Agora, o coletivo Afroguerrilha está fazendo um crowdfunding para comprar novo material para Gomes e, no domingo, uma ação conjunta de fotógrafos irá vender fotografias no vão do Masp para arrecadar dinheiro. “Acho que até por eu ser negro, sou um alvo mais visado. Durante todo o tempo em que estive na delegacia percebi que o meu tratamento era diferente de outro fotógrafo que foi levado junto comigo. Eles ficavam me chamando de neguinho, perguntando se eu nunca tinha sido preso por fumar um baseadinho”, diz Gomes. Ele conta que a presença de fotógrafos negros em cobertura de protestos é cada vez maior. “A gente está conseguindo comprar nosso equipamento agora e isso, na verdade, é maravilhoso. Seria ótimo se cada jovem negro tivesse uma câmera para registrar nossa realidade”.

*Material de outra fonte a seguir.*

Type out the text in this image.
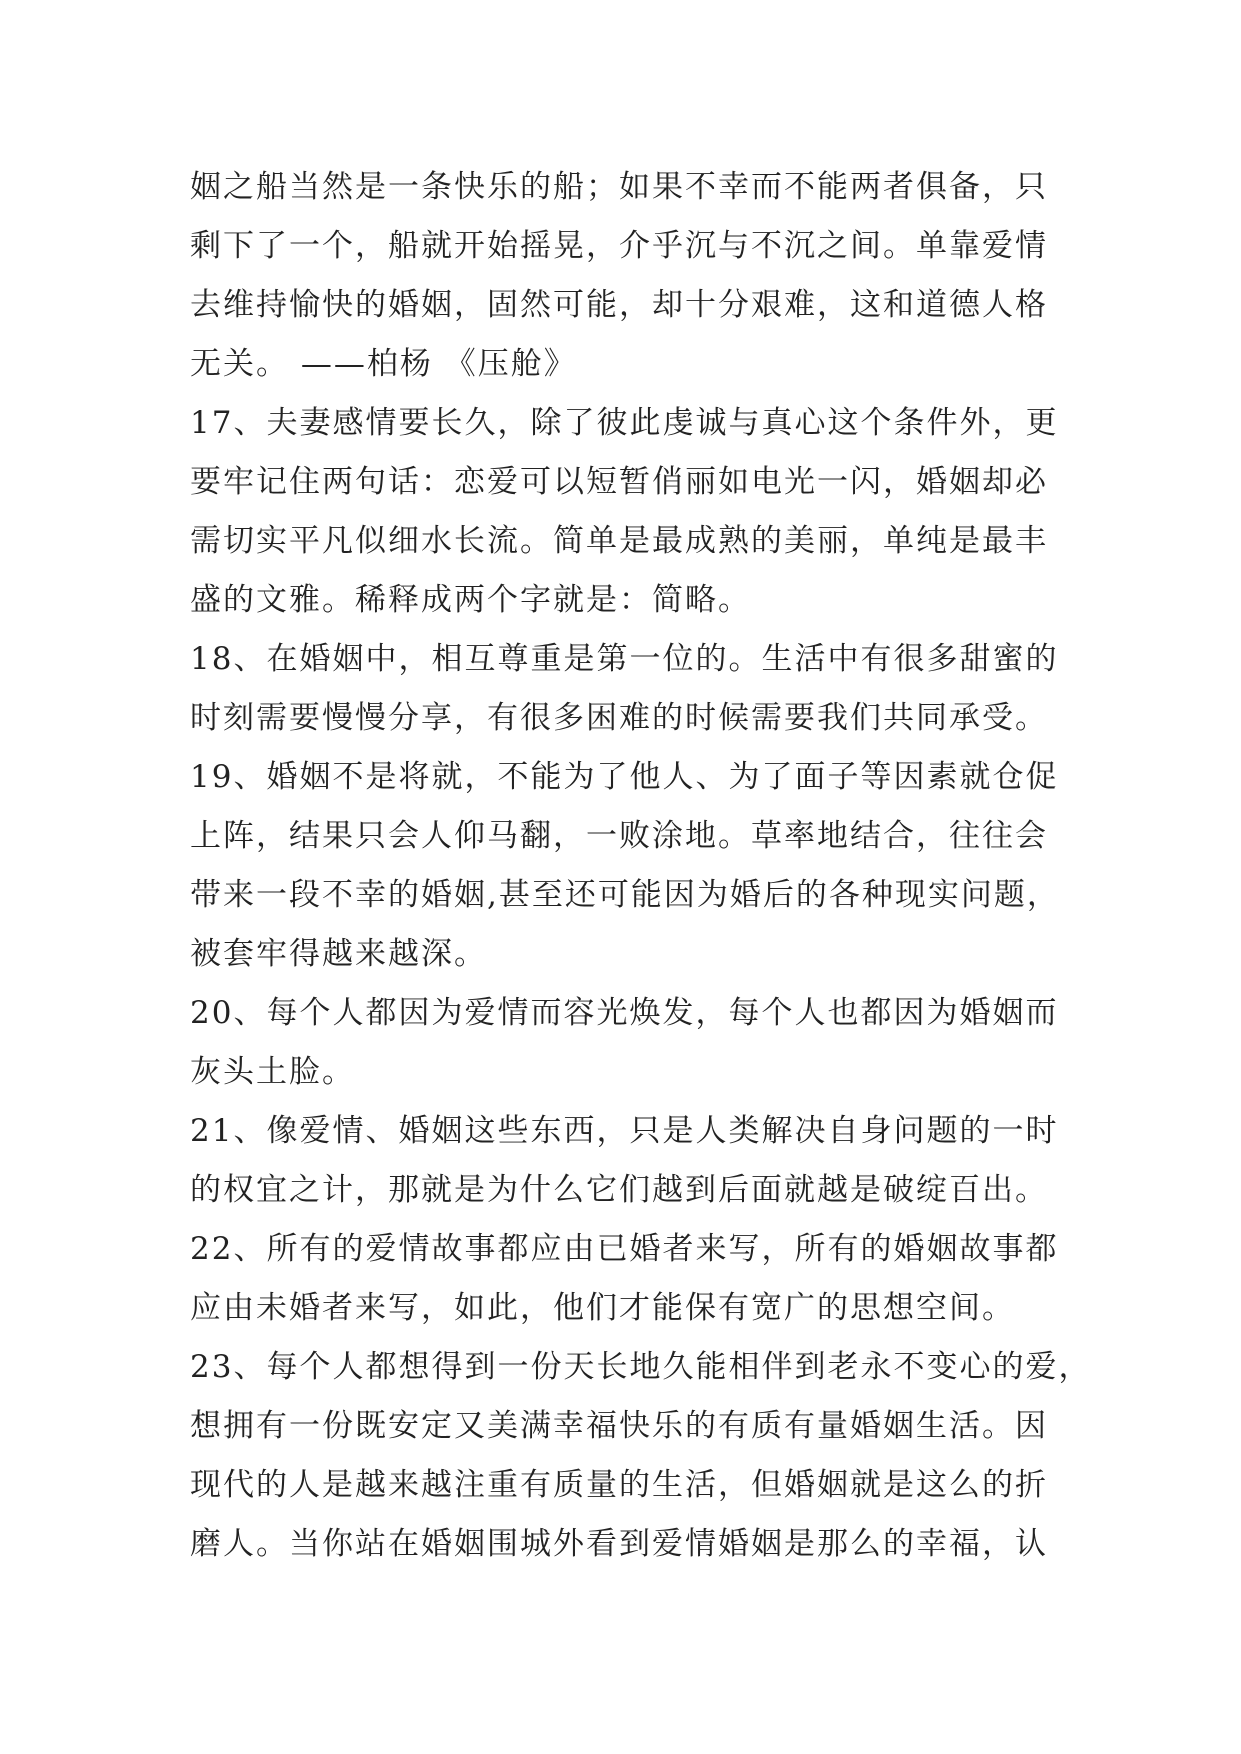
姻之船当然是一条快乐的船；如果不幸而不能两者俱备，只
剩下了一个，船就开始摇晃，介乎沉与不沉之间。单靠爱情
去维持愉快的婚姻，固然可能，却十分艰难，这和道德人格
无关。 ——柏杨 《压舱》
17、夫妻感情要长久，除了彼此虔诚与真心这个条件外，更
要牢记住两句话：恋爱可以短暂俏丽如电光一闪，婚姻却必
需切实平凡似细水长流。简单是最成熟的美丽，单纯是最丰
盛的文雅。稀释成两个字就是：简略。
18、在婚姻中，相互尊重是第一位的。生活中有很多甜蜜的
时刻需要慢慢分享，有很多困难的时候需要我们共同承受。
19、婚姻不是将就，不能为了他人、为了面子等因素就仓促
上阵，结果只会人仰马翻，一败涂地。草率地结合，往往会
带来一段不幸的婚姻,甚至还可能因为婚后的各种现实问题，
被套牢得越来越深。
20、每个人都因为爱情而容光焕发，每个人也都因为婚姻而
灰头土脸。
21、像爱情、婚姻这些东西，只是人类解决自身问题的一时
的权宜之计，那就是为什么它们越到后面就越是破绽百出。
22、所有的爱情故事都应由已婚者来写，所有的婚姻故事都
应由未婚者来写，如此，他们才能保有宽广的思想空间。
23、每个人都想得到一份天长地久能相伴到老永不变心的爱，
想拥有一份既安定又美满幸福快乐的有质有量婚姻生活。因
现代的人是越来越注重有质量的生活，但婚姻就是这么的折
磨人。当你站在婚姻围城外看到爱情婚姻是那么的幸福，认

Nesta terça-feira (6), a Procuradoria Federal dos Direitos do Cidadão (PFDC), órgão do Ministério Público Federal, disse que vai monitorar as ações das policias do Rio de Janeiro e de São Paulo durante as manifestações de forma geral. Rodrigues disse que nunca havia presenciado uma situação tão tensa como a que está acontecendo em São Paulo entre policia e jornalistas. “Cerca de 30 fotógrafos já entraram em contato com o sindicato para relatar agressões”, conta. Procurada pelo EL PAÍS, a Secretaria de Segurança Pública do Estado de São Paulo não se pronunciou sobre o caso de Vinícius Gomes ou sobre a nota publicada pelo Sindicato até o fechamento desta reportagem.